Another memory. After Cathlin’s surgery, when she could not raise her arms above her waist, I would take the kids to school each morning and then return to the house to help her bathe. I sat on a light blue Ikea stool outside the bathtub, just as I do when washing the children each evening, while Cathlin tried to find a comfortable position, leaning forward to receive the full breadth of the warm washcloth on her shoulders. After a moment she would raise her head and I would massage her bare scalp, shampooing the skin and rinsing her head with cupfuls of water.
This daily baptism was for us alone, no children or family present.
Cathlin’s baldness was near total, only a few especially tough hairs remained, including one extremely long one, about four inches, that continued to blossom just above her forehead. It was so slight as to be almost hidden. Each night the children, Hardy, age seven, and Eirene (aka Pickle), age four, would play a modified version of Where’s Waldo, refusing to go to bed until they had found and stroked this one elongated and elegant hair.
We have been open with our children during every step of this journey, and it has been the right decision for our family, and yet being open, especially with kids, does not simply lead in one direction, an embracing of the difficulties and coming out the other side stronger. Children have a way of revealing how life often chooses to creep quietly around to the blind side, preferring surprise and a punch in the gut to a fair fight.
In March, during the run-up to her fourth birthday Pickle told us she didn’t want to have a party. In fact, she didn’t want anyone to take notice of the day, whatsoever.
During our trips to Boston Cathlin’s sister Cecilia traveled from New Jersey to stay with the kids so they could sleep in their own beds and retain some level of normalcy while Mom received her chemotherapy treatments. It was to Cecilia that Pickle finally confided her reason for not wanting a birthday.
“Pickle is convinced she will die when she turns four,” Cecilia told us over the phone. “She says four is old and that is what happens when you get old.”

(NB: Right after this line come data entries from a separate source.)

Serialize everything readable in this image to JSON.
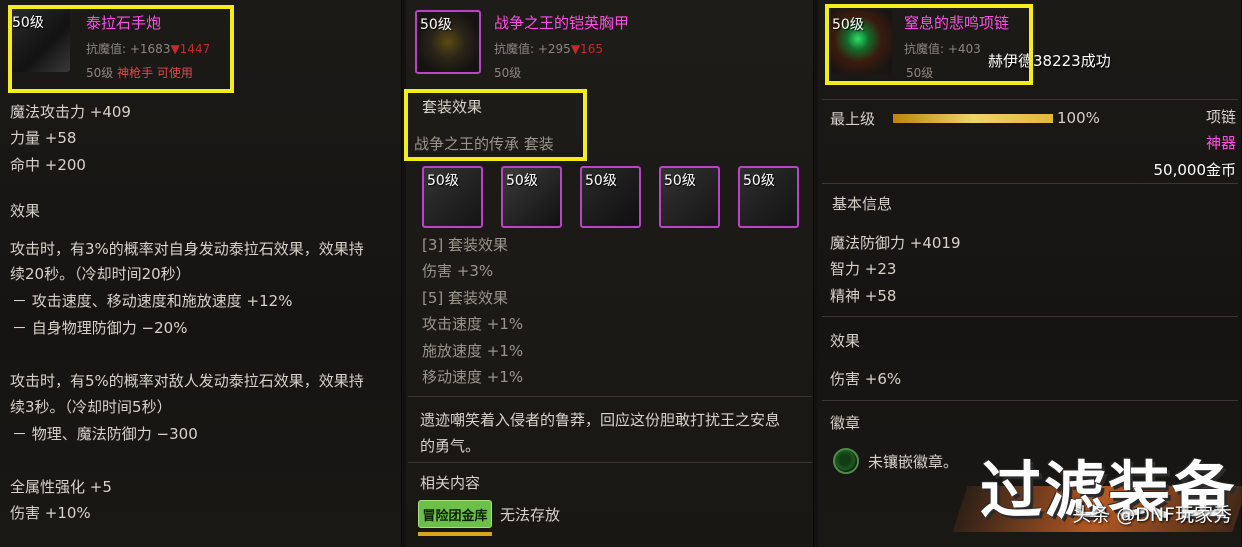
{
  "panel1": {
    "level": "50级",
    "name": "泰拉石手炮",
    "resist_label": "抗魔值: +1683",
    "resist_down": "▼1447",
    "req_level": "50级",
    "req_class": "神枪手 可使用",
    "stats": [
      "魔法攻击力 +409",
      "力量 +58",
      "命中 +200"
    ],
    "effect_header": "效果",
    "effect_lines": [
      "攻击时，有3%的概率对自身发动泰拉石效果，效果持",
      "续20秒。（冷却时间20秒）",
      "－ 攻击速度、移动速度和施放速度 +12%",
      "－ 自身物理防御力 −20%",
      "攻击时，有5%的概率对敌人发动泰拉石效果，效果持",
      "续3秒。（冷却时间5秒）",
      "－ 物理、魔法防御力 −300",
      "全属性强化 +5",
      "伤害 +10%"
    ]
  },
  "panel2": {
    "level": "50级",
    "name": "战争之王的铠英胸甲",
    "resist_label": "抗魔值: +295",
    "resist_down": "▼165",
    "req_level": "50级",
    "set_header": "套装效果",
    "set_name": "战争之王的传承  套装",
    "slots": [
      "50级",
      "50级",
      "50级",
      "50级",
      "50级"
    ],
    "set_bonus": [
      "[3] 套装效果",
      "伤害 +3%",
      "[5] 套装效果",
      "攻击速度 +1%",
      "施放速度 +1%",
      "移动速度 +1%"
    ],
    "desc": [
      "遗迹嘲笑着入侵者的鲁莽，回应这份胆敢打扰王之安息",
      "的勇气。"
    ],
    "related_header": "相关内容",
    "badge": "冒险团金库",
    "storage": "无法存放"
  },
  "panel3": {
    "level": "50级",
    "name": "窒息的悲鸣项链",
    "resist_label": "抗魔值: +403",
    "req_level": "50级",
    "notice": "赫伊德38223成功",
    "grade": "最上级",
    "grade_percent": 100,
    "grade_percent_text": "100%",
    "slot_type": "项链",
    "rarity": "神器",
    "price": "50,000金币",
    "basic_header": "基本信息",
    "stats": [
      "魔法防御力 +4019",
      "智力 +23",
      "精神 +58"
    ],
    "effect_header": "效果",
    "effect": "伤害 +6%",
    "emblem_header": "徽章",
    "emblem_text": "未镶嵌徽章。"
  },
  "watermark": {
    "big": "过滤装备",
    "small": "头条 @DNF玩家秀"
  },
  "colors": {
    "highlight": "#f5ec1c",
    "item_name": "#ff4fe6",
    "badge": "#6cc04a",
    "grade_bar": "#e4b63d"
  }
}
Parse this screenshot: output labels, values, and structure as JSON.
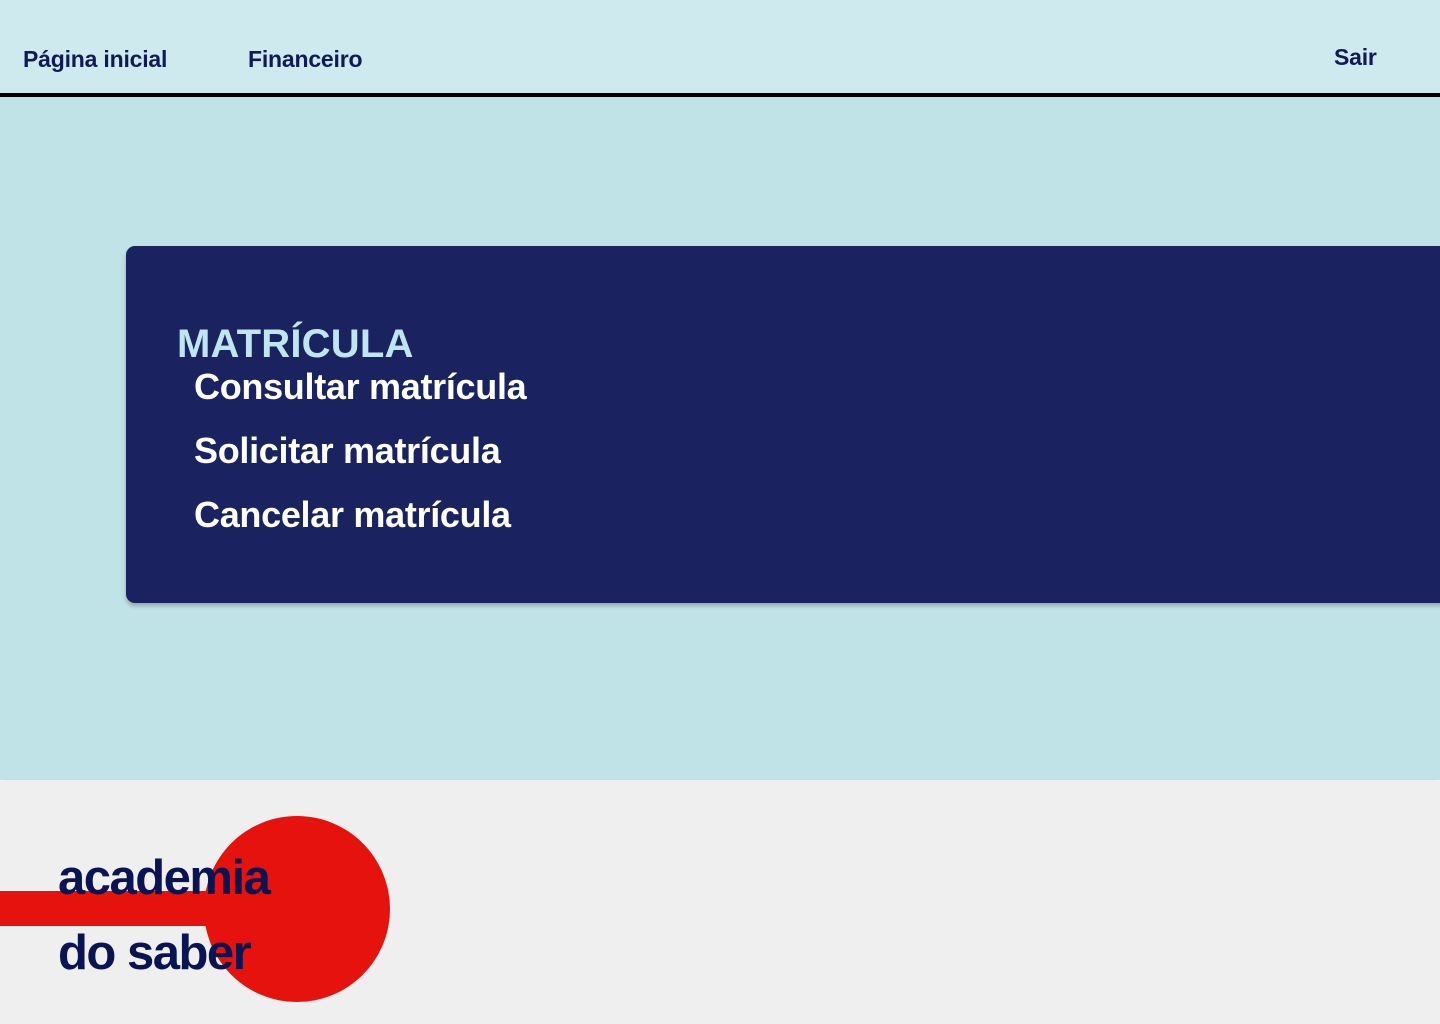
{
  "nav": {
    "home_label": "Página inicial",
    "finance_label": "Financeiro",
    "logout_label": "Sair"
  },
  "card": {
    "title": "MATRÍCULA",
    "items": [
      {
        "label": "Consultar matrícula"
      },
      {
        "label": "Solicitar matrícula"
      },
      {
        "label": "Cancelar matrícula"
      }
    ]
  },
  "logo": {
    "line1": "academia",
    "line2": "do saber"
  },
  "colors": {
    "nav_bg": "#cfeaee",
    "main_bg": "#c0e3e7",
    "card_bg": "#1a235f",
    "card_title": "#bfe6f0",
    "text_dark": "#111a58",
    "accent_red": "#e5120e",
    "footer_bg": "#efefef"
  }
}
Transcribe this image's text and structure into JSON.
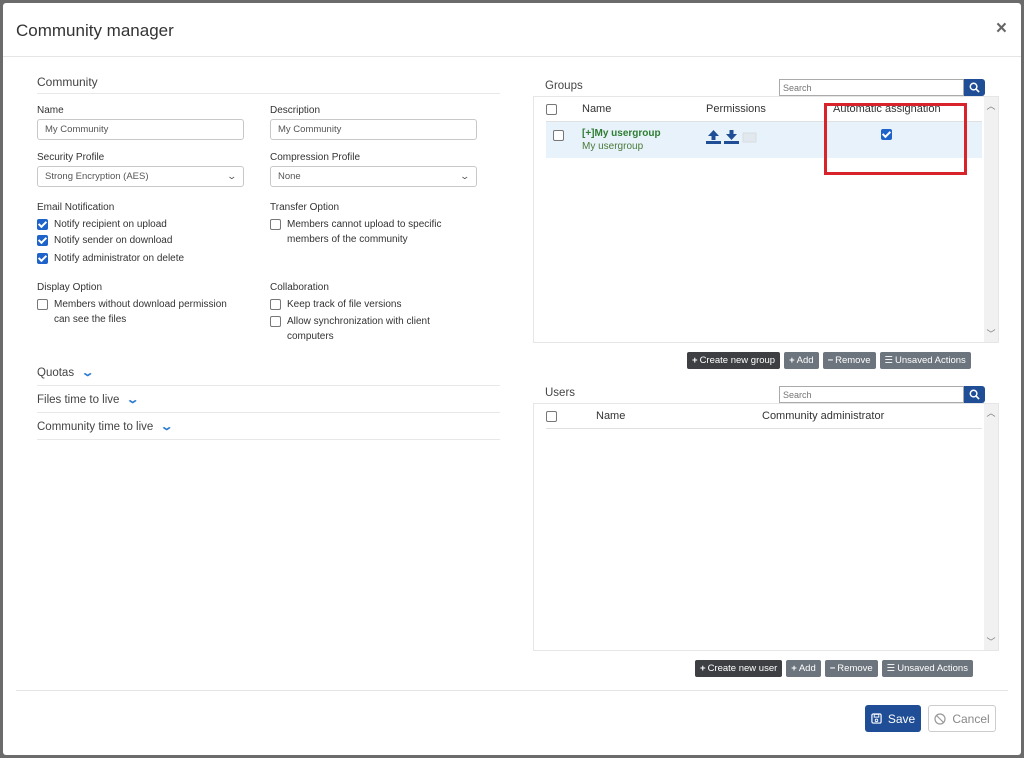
{
  "modal": {
    "title": "Community manager",
    "close_label": "×"
  },
  "community": {
    "section_title": "Community",
    "name": {
      "label": "Name",
      "value": "My Community"
    },
    "description": {
      "label": "Description",
      "value": "My Community"
    },
    "security_profile": {
      "label": "Security Profile",
      "value": "Strong Encryption (AES)"
    },
    "compression_profile": {
      "label": "Compression Profile",
      "value": "None"
    },
    "email_notification": {
      "label": "Email Notification",
      "options": [
        {
          "label": "Notify recipient on upload",
          "checked": true
        },
        {
          "label": "Notify sender on download",
          "checked": true
        },
        {
          "label": "Notify administrator on delete",
          "checked": true
        }
      ]
    },
    "transfer_option": {
      "label": "Transfer Option",
      "options": [
        {
          "label": "Members cannot upload to specific members of the community",
          "checked": false
        }
      ]
    },
    "display_option": {
      "label": "Display Option",
      "options": [
        {
          "label": "Members without download permission can see the files",
          "checked": false
        }
      ]
    },
    "collaboration": {
      "label": "Collaboration",
      "options": [
        {
          "label": "Keep track of file versions",
          "checked": false
        },
        {
          "label": "Allow synchronization with client computers",
          "checked": false
        }
      ]
    },
    "collapsibles": [
      "Quotas",
      "Files time to live",
      "Community time to live"
    ]
  },
  "groups": {
    "title": "Groups",
    "search_placeholder": "Search",
    "columns": [
      "Name",
      "Permissions",
      "Automatic assignation"
    ],
    "rows": [
      {
        "name": "[+]My usergroup",
        "subtitle": "My usergroup",
        "permissions": [
          "upload-icon",
          "download-icon",
          "email-icon"
        ],
        "automatic_assignation": true,
        "checked": false
      }
    ],
    "buttons": {
      "create": "Create new group",
      "add": "Add",
      "remove": "Remove",
      "unsaved": "Unsaved Actions"
    }
  },
  "users": {
    "title": "Users",
    "search_placeholder": "Search",
    "columns": [
      "Name",
      "Community administrator"
    ],
    "rows": [],
    "buttons": {
      "create": "Create new user",
      "add": "Add",
      "remove": "Remove",
      "unsaved": "Unsaved Actions"
    }
  },
  "footer": {
    "save": "Save",
    "cancel": "Cancel"
  },
  "colors": {
    "primary": "#1f4e96",
    "checkbox": "#1e63c9",
    "highlight": "#d9232b",
    "group_name": "#2e7d32"
  }
}
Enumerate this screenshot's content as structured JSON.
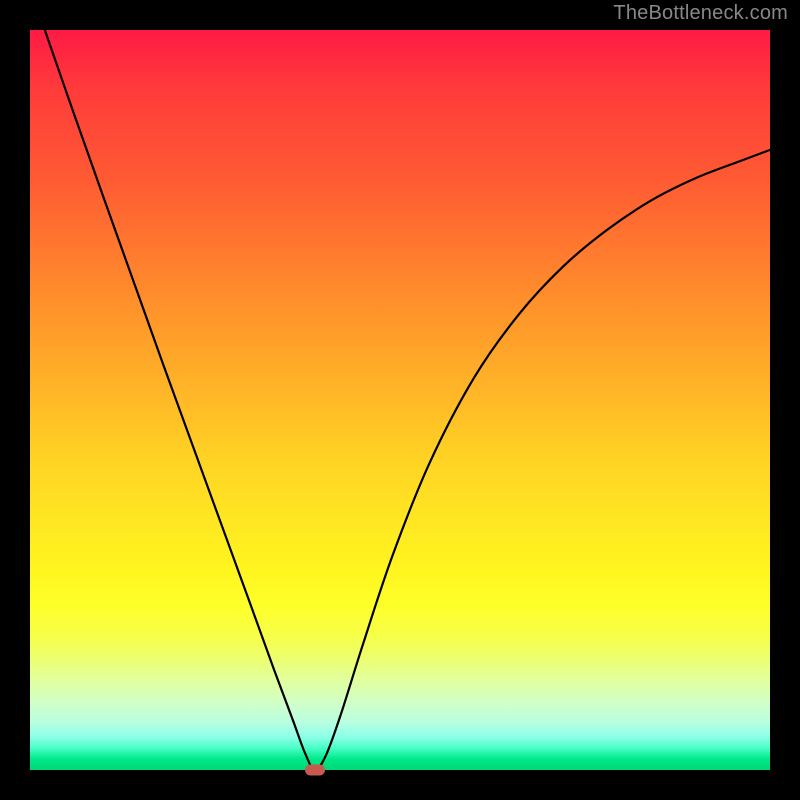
{
  "watermark": "TheBottleneck.com",
  "chart_data": {
    "type": "line",
    "title": "",
    "xlabel": "",
    "ylabel": "",
    "xlim": [
      0,
      1
    ],
    "ylim": [
      0,
      1
    ],
    "background_gradient": {
      "top": "#ff1a44",
      "mid": "#ffe622",
      "bottom": "#00d876"
    },
    "marker": {
      "x": 0.385,
      "y": 0.0,
      "color": "#c65a4e"
    },
    "series": [
      {
        "name": "curve",
        "color": "#000000",
        "x": [
          0.02,
          0.06,
          0.1,
          0.14,
          0.18,
          0.22,
          0.26,
          0.3,
          0.33,
          0.355,
          0.372,
          0.385,
          0.4,
          0.42,
          0.45,
          0.49,
          0.54,
          0.6,
          0.66,
          0.72,
          0.78,
          0.84,
          0.9,
          0.96,
          1.0
        ],
        "y": [
          1.0,
          0.885,
          0.772,
          0.66,
          0.548,
          0.438,
          0.328,
          0.218,
          0.135,
          0.068,
          0.022,
          0.0,
          0.02,
          0.075,
          0.17,
          0.29,
          0.415,
          0.53,
          0.615,
          0.68,
          0.73,
          0.77,
          0.8,
          0.823,
          0.838
        ]
      }
    ]
  }
}
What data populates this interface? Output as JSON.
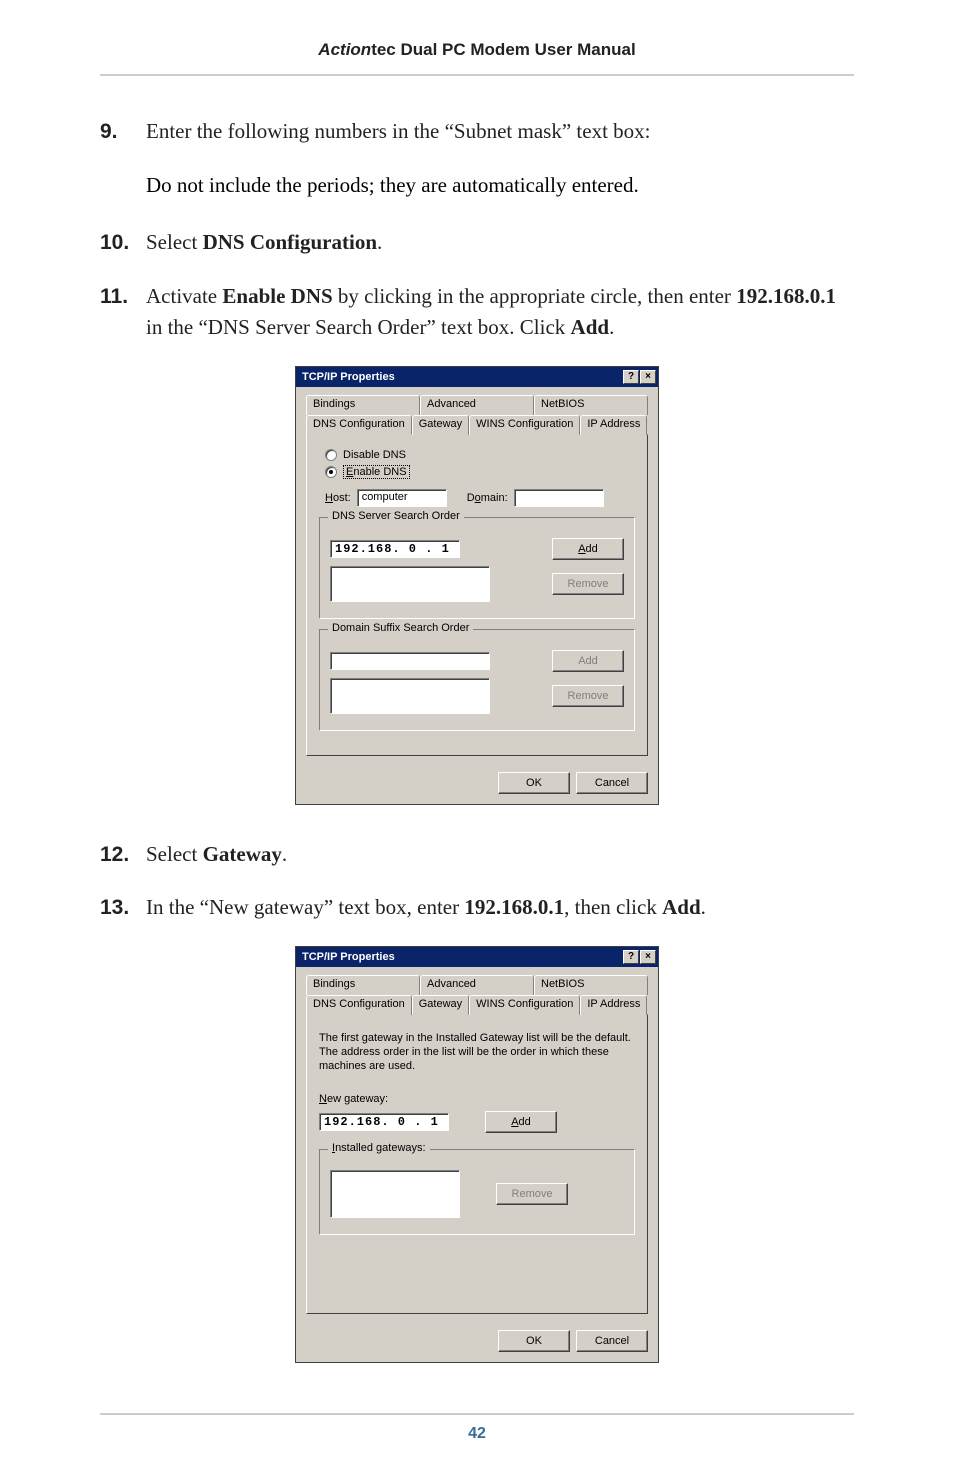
{
  "header": {
    "brand_italic": "Action",
    "brand_rest": "tec",
    "title_rest": " Dual PC Modem User Manual"
  },
  "steps": {
    "s9": {
      "num": "9.",
      "text": "Enter the following numbers in the “Subnet mask” text box:"
    },
    "s9b": {
      "text": "Do not include the periods; they are automatically entered."
    },
    "s10": {
      "num": "10.",
      "pre": "Select ",
      "bold": "DNS Configuration",
      "post": "."
    },
    "s11": {
      "num": "11.",
      "pre": "Activate ",
      "bold1": "Enable DNS",
      "mid": " by clicking in the appropriate circle, then enter ",
      "bold2": "192.168.0.1",
      "post1": " in the “DNS Server Search Order” text box. Click ",
      "bold3": "Add",
      "post2": "."
    },
    "s12": {
      "num": "12.",
      "pre": "Select ",
      "bold": "Gateway",
      "post": "."
    },
    "s13": {
      "num": "13.",
      "pre": "In the “New gateway” text box, enter ",
      "bold1": "192.168.0.1",
      "mid": ", then click ",
      "bold2": "Add",
      "post": "."
    }
  },
  "dialog_common": {
    "title": "TCP/IP Properties",
    "help_btn": "?",
    "close_btn": "×",
    "tabs_back": {
      "bindings": "Bindings",
      "advanced": "Advanced",
      "netbios": "NetBIOS"
    },
    "tabs_front": {
      "dnsconf": "DNS Configuration",
      "gateway": "Gateway",
      "winsconf": "WINS Configuration",
      "ipaddr": "IP Address"
    },
    "ok": "OK",
    "cancel": "Cancel"
  },
  "dns_dialog": {
    "disable_label": "Disable DNS",
    "enable_pre_u": "E",
    "enable_rest": "nable DNS",
    "host_pre_u": "H",
    "host_rest": "ost:",
    "host_value": "computer",
    "domain_label": "Domain:",
    "domain_pre": "D",
    "domain_u": "o",
    "domain_rest": "main:",
    "search_order": "DNS Server Search Order",
    "ip_value": "192.168. 0 . 1",
    "add_u": "A",
    "add_rest": "dd",
    "remove": "Remove",
    "suffix_order": "Domain Suffix Search Order",
    "add2": "Add",
    "remove2": "Remove"
  },
  "gw_dialog": {
    "desc": "The first gateway in the Installed Gateway list will be the default. The address order in the list will be the order in which these machines are used.",
    "new_gw_u": "N",
    "new_gw_rest": "ew gateway:",
    "ip_value": "192.168. 0 . 1",
    "add_u": "A",
    "add_rest": "dd",
    "installed_u": "I",
    "installed_rest": "nstalled gateways:",
    "remove": "Remove"
  },
  "footer": {
    "page": "42"
  }
}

About a week later, during the end of our nighttime routine, Pickle turned to me. The room was relatively dark, with just the glow from her butterfly night light highlighting us lying together in her bed. Her pillow is quite small but we have found a way to share it when reading books. Above us hangs her bower, not unlike a cascade of mosquito netting, giving the sense of being cut off from the rest of the world, just the two of us floating behind a scrim of white.
“When will I die?” Pickle asked me.
“I don’t know,” I said.
“Before you?”
“That is not the way it usually works,” I hedged.
“Dada, I want to die before you. That way I won’t have to miss you.”
I wanted to tell Pickle then that she would never die, that she and I and Mommy and Hardy would live forever and never have to face sadness or illness, either. But, of course, this will not be the case.
And so I said nothing and just hugged her tightly until she fell asleep. Later, seated by myself in the dark, I thought back to that moment at Judson Church when our loved ones stood and testified before Cathlin and me.
There are so many reasons why Cathlin and I married. Many I can articulate easily, and then there are those other reasons, the ones beyond words. Some are carried in the blood and breath of our children. Others float in front of me every night when I look at Cathlin lying asleep next to me, bald except for that one long hair which refused to die.